In vielen Bereichen des öffentlichen Lebens gilt bereits seit Monaten eine Maskenpflicht. © Federico Gambarini/dpa

Wenn unterschiedliche Haushalte in einem Auto unterwegs sind, ist eine Maskenpflicht im Fahrzeug rechtens. Das entschied das Verwaltungsgericht in Düsseldorf.

Düsseldorf – Das Verwaltungsgericht in Düsseldorf hat eine Maskenpflicht im Auto als Maßnahme gegen die Corona-Pandemie gebilligt. Der Kreis Wesel hatte angeordnet, dass in Autos Masken getragen werden müssen, wenn darin Menschen aus verschiedenen Haushalten gemeinsam unterwegs sind.

In engen geschlossenen Räumen sei die Gefahr der Ansteckung besonders hoch, befand das Gericht laut Mitteilung vom Freitag (Az.: 24 L 659/21).

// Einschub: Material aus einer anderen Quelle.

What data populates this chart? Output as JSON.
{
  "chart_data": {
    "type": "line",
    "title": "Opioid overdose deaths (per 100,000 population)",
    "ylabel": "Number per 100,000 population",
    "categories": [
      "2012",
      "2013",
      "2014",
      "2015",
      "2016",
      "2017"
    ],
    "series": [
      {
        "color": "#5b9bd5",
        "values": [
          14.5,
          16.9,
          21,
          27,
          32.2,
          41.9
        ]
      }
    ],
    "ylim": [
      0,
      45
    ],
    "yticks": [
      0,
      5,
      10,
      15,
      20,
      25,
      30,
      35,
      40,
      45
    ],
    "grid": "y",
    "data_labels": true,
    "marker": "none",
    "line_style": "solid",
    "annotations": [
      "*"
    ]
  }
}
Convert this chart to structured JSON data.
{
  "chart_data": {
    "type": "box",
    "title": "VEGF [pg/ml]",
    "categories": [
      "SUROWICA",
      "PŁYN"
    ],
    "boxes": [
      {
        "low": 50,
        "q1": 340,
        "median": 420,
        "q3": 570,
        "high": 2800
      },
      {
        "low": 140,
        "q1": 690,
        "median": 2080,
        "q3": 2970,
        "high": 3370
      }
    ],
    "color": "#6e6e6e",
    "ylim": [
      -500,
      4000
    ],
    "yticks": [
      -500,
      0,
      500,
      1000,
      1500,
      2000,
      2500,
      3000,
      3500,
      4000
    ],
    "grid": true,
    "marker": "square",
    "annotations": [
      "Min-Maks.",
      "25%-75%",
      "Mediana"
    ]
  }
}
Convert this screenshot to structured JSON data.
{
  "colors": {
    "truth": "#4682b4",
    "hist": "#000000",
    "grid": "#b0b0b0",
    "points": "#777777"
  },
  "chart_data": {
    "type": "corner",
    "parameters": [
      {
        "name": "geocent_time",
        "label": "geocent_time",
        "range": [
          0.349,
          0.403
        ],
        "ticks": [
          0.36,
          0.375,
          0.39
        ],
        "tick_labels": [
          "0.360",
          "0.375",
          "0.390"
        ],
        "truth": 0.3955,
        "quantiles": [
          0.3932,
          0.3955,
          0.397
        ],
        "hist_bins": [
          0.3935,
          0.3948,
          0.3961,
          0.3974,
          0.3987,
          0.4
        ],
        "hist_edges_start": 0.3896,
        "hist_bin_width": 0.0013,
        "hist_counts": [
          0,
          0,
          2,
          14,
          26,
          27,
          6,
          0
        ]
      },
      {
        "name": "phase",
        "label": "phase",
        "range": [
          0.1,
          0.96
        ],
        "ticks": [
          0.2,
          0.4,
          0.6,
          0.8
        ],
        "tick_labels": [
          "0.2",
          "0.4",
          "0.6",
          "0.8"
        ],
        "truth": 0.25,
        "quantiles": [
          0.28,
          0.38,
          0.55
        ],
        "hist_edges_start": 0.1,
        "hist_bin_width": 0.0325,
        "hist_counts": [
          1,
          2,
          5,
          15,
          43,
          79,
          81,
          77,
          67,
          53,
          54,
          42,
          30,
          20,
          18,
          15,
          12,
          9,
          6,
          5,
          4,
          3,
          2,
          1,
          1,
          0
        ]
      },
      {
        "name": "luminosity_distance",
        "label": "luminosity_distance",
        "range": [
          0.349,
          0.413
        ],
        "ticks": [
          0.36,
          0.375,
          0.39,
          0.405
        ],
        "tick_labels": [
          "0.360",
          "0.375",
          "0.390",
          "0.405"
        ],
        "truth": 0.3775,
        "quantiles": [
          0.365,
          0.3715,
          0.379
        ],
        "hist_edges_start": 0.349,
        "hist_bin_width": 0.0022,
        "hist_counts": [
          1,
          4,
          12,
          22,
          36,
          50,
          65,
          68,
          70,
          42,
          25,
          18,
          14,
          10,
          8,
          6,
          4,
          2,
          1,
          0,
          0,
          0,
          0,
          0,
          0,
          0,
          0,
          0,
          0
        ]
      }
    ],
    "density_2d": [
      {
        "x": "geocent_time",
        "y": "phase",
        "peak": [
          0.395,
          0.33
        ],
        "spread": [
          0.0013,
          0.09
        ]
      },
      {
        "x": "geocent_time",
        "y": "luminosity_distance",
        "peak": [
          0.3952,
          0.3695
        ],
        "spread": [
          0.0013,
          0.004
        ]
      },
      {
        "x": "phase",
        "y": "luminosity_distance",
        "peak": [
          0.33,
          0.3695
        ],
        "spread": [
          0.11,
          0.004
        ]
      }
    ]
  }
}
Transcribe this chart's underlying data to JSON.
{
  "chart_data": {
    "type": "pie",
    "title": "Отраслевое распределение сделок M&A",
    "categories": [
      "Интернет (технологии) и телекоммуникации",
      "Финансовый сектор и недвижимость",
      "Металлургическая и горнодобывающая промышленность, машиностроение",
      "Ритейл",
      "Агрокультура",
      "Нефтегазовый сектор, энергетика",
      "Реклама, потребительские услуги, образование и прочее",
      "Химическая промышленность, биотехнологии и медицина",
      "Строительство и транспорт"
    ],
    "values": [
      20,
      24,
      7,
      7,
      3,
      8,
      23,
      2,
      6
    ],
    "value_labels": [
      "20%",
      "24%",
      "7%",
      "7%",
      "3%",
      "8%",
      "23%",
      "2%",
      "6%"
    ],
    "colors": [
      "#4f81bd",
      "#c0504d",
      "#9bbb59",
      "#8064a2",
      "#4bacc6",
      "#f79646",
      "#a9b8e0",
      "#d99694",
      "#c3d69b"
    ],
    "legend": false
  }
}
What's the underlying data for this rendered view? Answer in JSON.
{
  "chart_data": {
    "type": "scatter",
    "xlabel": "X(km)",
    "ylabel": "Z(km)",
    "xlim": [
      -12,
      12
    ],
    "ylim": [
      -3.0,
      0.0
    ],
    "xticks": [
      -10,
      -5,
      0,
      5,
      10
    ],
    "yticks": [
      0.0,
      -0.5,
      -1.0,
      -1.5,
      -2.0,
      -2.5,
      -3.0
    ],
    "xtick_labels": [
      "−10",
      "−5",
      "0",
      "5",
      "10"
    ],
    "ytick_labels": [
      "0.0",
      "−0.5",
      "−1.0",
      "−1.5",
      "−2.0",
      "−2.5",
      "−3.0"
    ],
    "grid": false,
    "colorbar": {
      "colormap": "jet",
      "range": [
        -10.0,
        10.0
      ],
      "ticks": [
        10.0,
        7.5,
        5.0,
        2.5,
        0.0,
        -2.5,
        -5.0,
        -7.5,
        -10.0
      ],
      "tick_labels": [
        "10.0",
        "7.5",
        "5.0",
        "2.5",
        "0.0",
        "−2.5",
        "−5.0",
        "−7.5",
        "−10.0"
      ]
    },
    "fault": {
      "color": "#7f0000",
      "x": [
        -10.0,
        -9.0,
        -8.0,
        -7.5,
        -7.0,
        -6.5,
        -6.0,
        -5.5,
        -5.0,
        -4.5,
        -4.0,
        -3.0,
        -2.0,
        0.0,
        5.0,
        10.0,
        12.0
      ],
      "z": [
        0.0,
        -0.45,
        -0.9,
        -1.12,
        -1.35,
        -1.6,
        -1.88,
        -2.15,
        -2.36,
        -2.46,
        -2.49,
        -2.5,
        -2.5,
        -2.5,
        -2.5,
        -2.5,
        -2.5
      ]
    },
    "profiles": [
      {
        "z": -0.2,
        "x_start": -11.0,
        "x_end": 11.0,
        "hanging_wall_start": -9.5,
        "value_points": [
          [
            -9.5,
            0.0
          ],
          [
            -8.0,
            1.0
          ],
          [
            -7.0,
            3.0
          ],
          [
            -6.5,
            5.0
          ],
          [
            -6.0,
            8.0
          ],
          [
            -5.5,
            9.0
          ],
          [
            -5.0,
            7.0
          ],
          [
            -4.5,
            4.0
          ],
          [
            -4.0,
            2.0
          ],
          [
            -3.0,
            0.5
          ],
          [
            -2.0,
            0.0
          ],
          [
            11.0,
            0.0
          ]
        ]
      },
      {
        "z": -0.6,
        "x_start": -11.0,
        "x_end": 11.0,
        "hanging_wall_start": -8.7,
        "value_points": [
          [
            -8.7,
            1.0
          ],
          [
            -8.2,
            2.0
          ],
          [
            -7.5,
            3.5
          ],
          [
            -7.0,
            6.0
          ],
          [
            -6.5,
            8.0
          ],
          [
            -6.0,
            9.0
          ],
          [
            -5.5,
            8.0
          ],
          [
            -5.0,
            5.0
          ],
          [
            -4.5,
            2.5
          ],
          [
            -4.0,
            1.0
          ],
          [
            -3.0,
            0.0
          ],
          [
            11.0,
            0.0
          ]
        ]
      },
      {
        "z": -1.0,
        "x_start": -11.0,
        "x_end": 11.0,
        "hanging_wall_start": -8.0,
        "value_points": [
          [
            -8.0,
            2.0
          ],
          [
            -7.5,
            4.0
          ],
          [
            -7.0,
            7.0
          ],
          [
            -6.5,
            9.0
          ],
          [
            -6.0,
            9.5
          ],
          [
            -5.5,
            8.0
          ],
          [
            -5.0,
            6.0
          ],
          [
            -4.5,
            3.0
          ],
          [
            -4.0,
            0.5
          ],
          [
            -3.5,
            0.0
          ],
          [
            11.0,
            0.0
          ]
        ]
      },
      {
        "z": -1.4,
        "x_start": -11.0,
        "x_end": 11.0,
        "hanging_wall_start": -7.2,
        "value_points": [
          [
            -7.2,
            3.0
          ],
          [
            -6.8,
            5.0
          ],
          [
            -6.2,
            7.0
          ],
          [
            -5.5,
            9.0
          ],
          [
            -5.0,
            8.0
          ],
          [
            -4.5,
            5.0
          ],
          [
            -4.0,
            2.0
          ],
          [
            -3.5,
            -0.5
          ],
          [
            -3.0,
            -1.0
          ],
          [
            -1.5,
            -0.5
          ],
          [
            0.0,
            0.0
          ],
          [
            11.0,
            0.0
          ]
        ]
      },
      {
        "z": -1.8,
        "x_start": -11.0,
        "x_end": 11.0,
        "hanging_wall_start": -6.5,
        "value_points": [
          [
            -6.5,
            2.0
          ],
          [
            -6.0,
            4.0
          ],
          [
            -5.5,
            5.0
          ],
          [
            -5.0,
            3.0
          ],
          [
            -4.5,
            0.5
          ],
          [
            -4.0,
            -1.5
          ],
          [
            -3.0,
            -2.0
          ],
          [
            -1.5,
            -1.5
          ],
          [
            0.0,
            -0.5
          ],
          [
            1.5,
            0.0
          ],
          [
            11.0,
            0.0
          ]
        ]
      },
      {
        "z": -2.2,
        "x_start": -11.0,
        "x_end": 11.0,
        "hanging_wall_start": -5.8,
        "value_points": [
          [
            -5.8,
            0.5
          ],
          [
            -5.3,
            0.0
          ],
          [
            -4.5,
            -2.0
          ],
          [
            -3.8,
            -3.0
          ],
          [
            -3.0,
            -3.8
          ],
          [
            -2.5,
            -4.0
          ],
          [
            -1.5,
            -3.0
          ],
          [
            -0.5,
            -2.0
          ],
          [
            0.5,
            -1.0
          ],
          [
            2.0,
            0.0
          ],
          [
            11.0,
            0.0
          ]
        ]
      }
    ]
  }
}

Gegen eine Maskenpflicht etwa für Fahrgemeinschaften bestünden daher keine rechtlichen Bedenken.

Verwaltungsgericht Düsseldorf: Testpflicht für Museen oder Zoos ist auch zulässig

Es sei ebenso zulässig, bestimmte Angebote vom Vorliegen tagesaktueller Selbsttests mit negativem Ergebnis abhängig zu machen. Der Zugang zu großen Teilen des Einzelhandels, Bibliotheken, Museen oder Zoos müsste ohne diese Regelung erneut komplett verboten werden. Die Testpflicht sei also das mildere Mittel.

Es stehe dem Antragsteller frei, von der Möglichkeit Gebrauch zu machen. Gegen den Beschluss kann Beschwerde beim Oberverwaltungsgericht für das Land Nordrhein-Westfalen in Münster eingelegt werden.

Der Senat der Stadt Hamburg hat bereits Ende März eine Maskenpflicht im Auto eingeführt. Auch dort gilt die Maßnahme, wenn sich Personen aus unterschiedlichen Haushalten in einem Auto befinden. (bs/dpa/lnw)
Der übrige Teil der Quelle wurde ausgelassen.